NPR and Propublica both had articles about Dr. Lars Aanning who has admitted to lying underoath for a colleague. This happens all the time. Doctors don’t squeal on doctors. It is similar to the thin blue line for police officers. Should Dr. Aanning be commended for telling the truth now?
The South Dakota surgeon had been called to vouch for the expertise of his partner whose patient had suffered a stroke and permanent disability after an operation. Dr. Aanning faced an ethical and legal dilemma. Aanning had, in his own mind, questioned his colleague’s skill. His partner’s patients had suffered injuries related to his procedures.
The attorney asked the key question: Did Aanning know of any time his partner’s work had been substandard?
“No, never,” Aanning said.
Now, Aanning, in a stunning admission for a medical professional, has a blunter answer: “I lied.”
His partner won the trial
Aanning is haunted by his decision.
Now, 77 and retired, he decided to write about his choice and why he made it in a recent column for his local newspaper, The Yankton County Observer. He also posted the article in the ProPublica Patient Safety Facebook group.
“From that very moment I knew I had lied — lied under oath — and violated all my pledges of professionalism that came with the Doctor of Medicine degree and membership in the [American Medical Association],” Aanning wrote.
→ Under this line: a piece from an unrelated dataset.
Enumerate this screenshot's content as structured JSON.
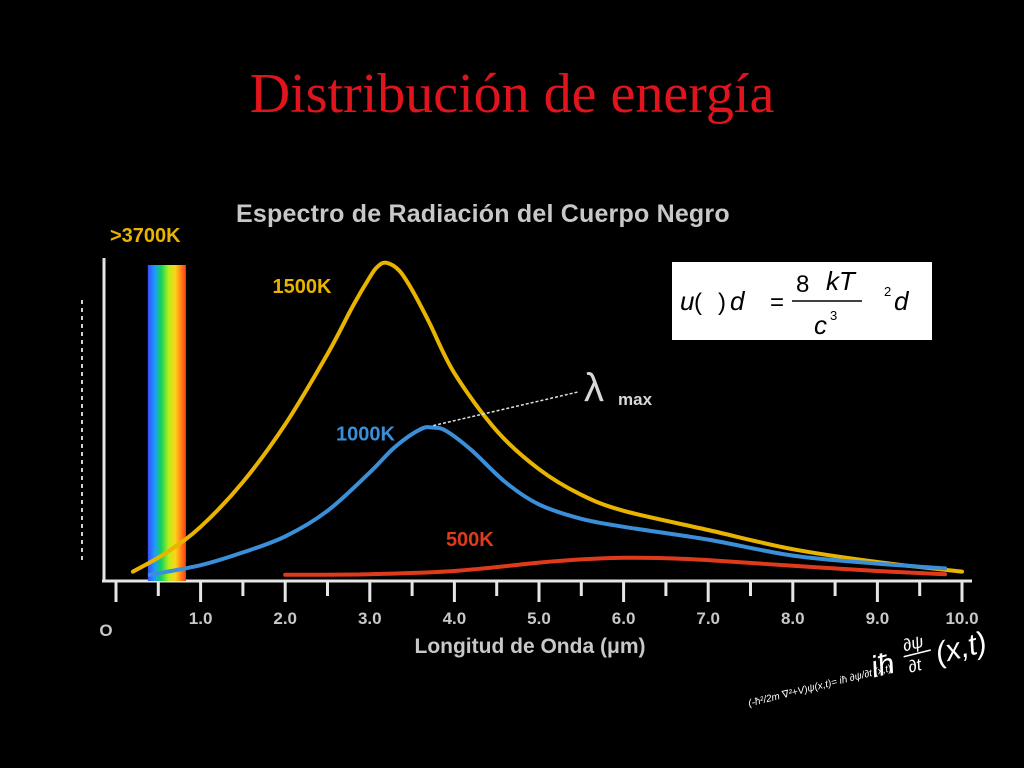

ProPublica has found that patients frequently aren’t told the truth when they are harmed. Studies also show that many physicians do not have a favorable view of informing patients about mistakes and that health care workers are afraid to speak up if things don’t seem right. Many doctors and nurses have told ProPublica that they fear retaliation if they speak out about patient safety problems.
Why did you tell the lie?
I did it as a matter of course. And I did it because there was a cultural attitude I was immersed in: You viewed all attorneys as a threat, and anything that you did was OK to thwart their efforts to sue your colleagues. I just accepted that as normal. It wasn’t like, “I’m going to lie.” It was, “I’m going to support my colleague.”
Did you feel pressure from your peers to never criticize a colleague?
Pressure is the prevailing attitude of the medical profession. The professional societies like the AMA and the American College of Surgeons say you should be a patient advocate at all times. But that goes out the window because here you are, banding together with your peers. Because if you don’t, you’ll be like a man without a country.
Why are you telling the truth now?
I’m retired now. The big benefit is they can’t hurt me, but I can’t go to the clinic for any help. All my doctors are out of town. I came to America from Norway in ’47 and grew up in New York. I’ve always been a rabble-rouser. This testifying falsely at this trial was not like me, so it stands out. It’s not how I do stuff.
I also told the truth about my lie because I have been helping some of these plaintiffs’ lawyers with their cases. It seems that the courtroom is not the arena for adjudication of medical right or wrong. I shared my story to give an explicit example of why you can’t always rely on physician testimony in court. I think that’s the big reason. There’s got to be a different way to help people who have been medically harmed. Looking to the legal system is like mixing oil and water.
Do you feel like it’s your fault the patient lost the case?
I haven’t touched on that question. It would make it painful for me. I would be moved to tears if that whole case revolved around just my testimony. I was on the stand so briefly. But cumulatively between what I said and the other testimony — it was never a level playing field for the plaintiff. People don’t recognize it. How the judges don’t recognize it and the system doesn’t recognize it is beyond me. It’s something I’m coming to grips with.
Have you thought about talking to the patient’s family?
The attorney said something about meeting the patient’s widow in his office, or something like that. I worry about whether my testimony weighed on the final verdict or not. It’s something that you just have to face up to. It’s too late to deflect it.
Do you feel any better or worse now that you’ve gone public with your moral failure?
I’m not altruistic. I’m not a crusader. I got into writing this column accidentally, so I just kind of find myself in this position. I get a great satisfaction out of defining what I see and writing about it. I hope nobody’s going to come back at me and accuse me of bad conduct. Although that’s what it was. I felt bad about it.